All param.grad Tensors are 0

I am implementing [2010.02803] A Transformer-based Framework for Multivariate Time Series Representation Learning, a BERT-like model. I wrote my own model+boilerplate, and am using a masked MSE loss for a reconstruction task (fully reconstruct partially masked input):

class MaskedMSE(nn.Module):
    def __init__(self, *args, **kwargs):
        super().__init__()
    def forward(self, pred, trgt, mask):
        # mask is 1 where loss should be considered, 0 where it should be ignored
        return torch.sum(((pred-trgt)*mask)**2) / torch.sum(mask)

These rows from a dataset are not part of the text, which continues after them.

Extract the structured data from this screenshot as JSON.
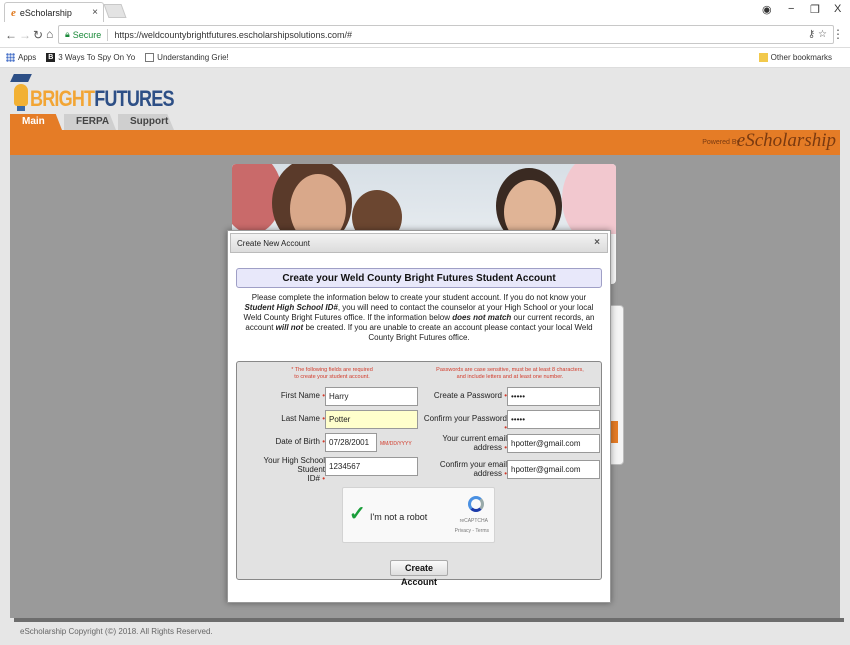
{
  "browser": {
    "tab_title": "eScholarship",
    "tab_logo": "e",
    "tab_close": "×",
    "secure_label": "Secure",
    "url": "https://weldcountybrightfutures.escholarshipsolutions.com/#",
    "window_controls": [
      "◉",
      "−",
      "❐",
      "X"
    ],
    "bookmarks": [
      "Apps",
      "3 Ways To Spy On Yo",
      "Understanding Grie!"
    ],
    "bookmarks_b_icon": "B",
    "other_bookmarks": "Other bookmarks"
  },
  "header": {
    "logo_part1": "BRIGHT",
    "logo_part2": "FUTURES",
    "nav_tabs": [
      "Main",
      "FERPA",
      "Support"
    ],
    "powered_by": "Powered By",
    "brand": "eScholarship"
  },
  "footer": {
    "copyright": "eScholarship Copyright (©) 2018. All Rights Reserved."
  },
  "modal": {
    "title": "Create New Account",
    "close": "×",
    "heading": "Create your Weld County Bright Futures Student Account",
    "intro": {
      "p1": "Please complete the information below to create your student account. If you do not know your ",
      "id_term": "Student High School ID#",
      "p2": ", you will need to contact the counselor at your High School or your local Weld County Bright Futures office. If the information below ",
      "not_match": "does not match",
      "p3": " our current records, an account ",
      "not_created": "will not",
      "p4": " be created. If you are unable to create an account please contact your local Weld County Bright Futures office."
    },
    "required_note_line1": "* The following fields are required",
    "required_note_line2": "to create your student account.",
    "password_note_line1": "Passwords are case sensitive, must be at least 8 characters,",
    "password_note_line2": "and include letters and at least one number.",
    "fields": {
      "first_name": {
        "label": "First Name",
        "value": "Harry"
      },
      "last_name": {
        "label": "Last Name",
        "value": "Potter"
      },
      "dob": {
        "label": "Date of Birth",
        "value": "07/28/2001",
        "format": "MM/DD/YYYY"
      },
      "student_id": {
        "label_line1": "Your High School Student",
        "label_line2": "ID#",
        "value": "1234567"
      },
      "password": {
        "label": "Create a Password",
        "value": "•••••"
      },
      "confirm_password": {
        "label": "Confirm your Password",
        "value": "•••••"
      },
      "email": {
        "label_line1": "Your current email",
        "label_line2": "address",
        "value": "hpotter@gmail.com"
      },
      "confirm_email": {
        "label_line1": "Confirm your email",
        "label_line2": "address",
        "value": "hpotter@gmail.com"
      }
    },
    "required_marker": "•",
    "captcha": {
      "label": "I'm not a robot",
      "brand": "reCAPTCHA",
      "links": "Privacy - Terms"
    },
    "submit_label": "Create Account"
  },
  "colors": {
    "accent_orange": "#e57c26",
    "logo_gold": "#f2a534",
    "logo_navy": "#2d4f86",
    "required_red": "#d23b2b",
    "secure_green": "#1b8a3a"
  }
}
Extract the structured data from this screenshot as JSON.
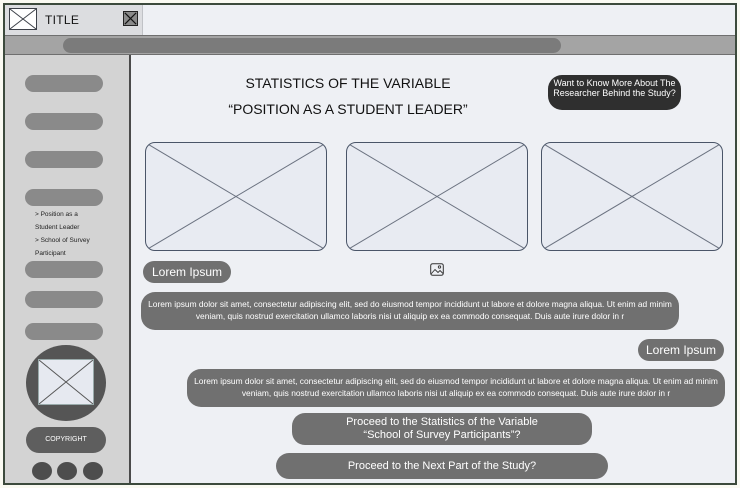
{
  "window": {
    "tab_title": "TITLE"
  },
  "sidebar": {
    "sub_items": [
      "> Position as a",
      "Student Leader",
      "> School of Survey",
      "Participant"
    ],
    "copyright": "COPYRIGHT"
  },
  "main": {
    "title_line1": "STATISTICS OF THE VARIABLE",
    "title_line2": "“POSITION AS A STUDENT LEADER”",
    "researcher_button": "Want to Know More About The Researcher Behind the Study?",
    "lorem_tag_1": "Lorem Ipsum",
    "lorem_tag_2": "Lorem Ipsum",
    "paragraph_1": "Lorem ipsum dolor sit amet, consectetur adipiscing elit, sed do eiusmod tempor incididunt ut labore et dolore magna aliqua. Ut enim ad minim veniam, quis nostrud exercitation ullamco laboris nisi ut aliquip ex ea commodo consequat. Duis aute irure dolor in r",
    "paragraph_2": "Lorem ipsum dolor sit amet, consectetur adipiscing elit, sed do eiusmod tempor incididunt ut labore et dolore magna aliqua. Ut enim ad minim veniam, quis nostrud exercitation ullamco laboris nisi ut aliquip ex ea commodo consequat. Duis aute irure dolor in r",
    "proceed_statistics_line1": "Proceed to the Statistics of the Variable",
    "proceed_statistics_line2": "“School of Survey Participants”?",
    "proceed_next": "Proceed to the Next Part of the Study?"
  }
}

I won’t post my full encoder code here unless requested, because its a bit long, but basically its a standard BERT encoder, quite like the code from the annotated transformer, for example.
My problem is this: When I do

criterion = MaskedMSE()
...
X_masked = X * mask
pred = encoder(X_masked)
loss = criterion(pred, X, (1-mask))
loss.backward()
optimizer.zero_grad()

The loss is always nonzero, starts at ~2, and goes slowly down very quickly to below 0.05.
However, none of the model parameters are actually updated, as I checked with code that amounts to the following:

def backward_debug(model, grad_in, grad_out):
    for name, param in model.named_parameters():
        assert param.requires_grad
        if param.grad is not None:
            assert (param.grad == 0).all()
            print(name)
            print(param.grad)

model.register_backward_hook(backward_debug)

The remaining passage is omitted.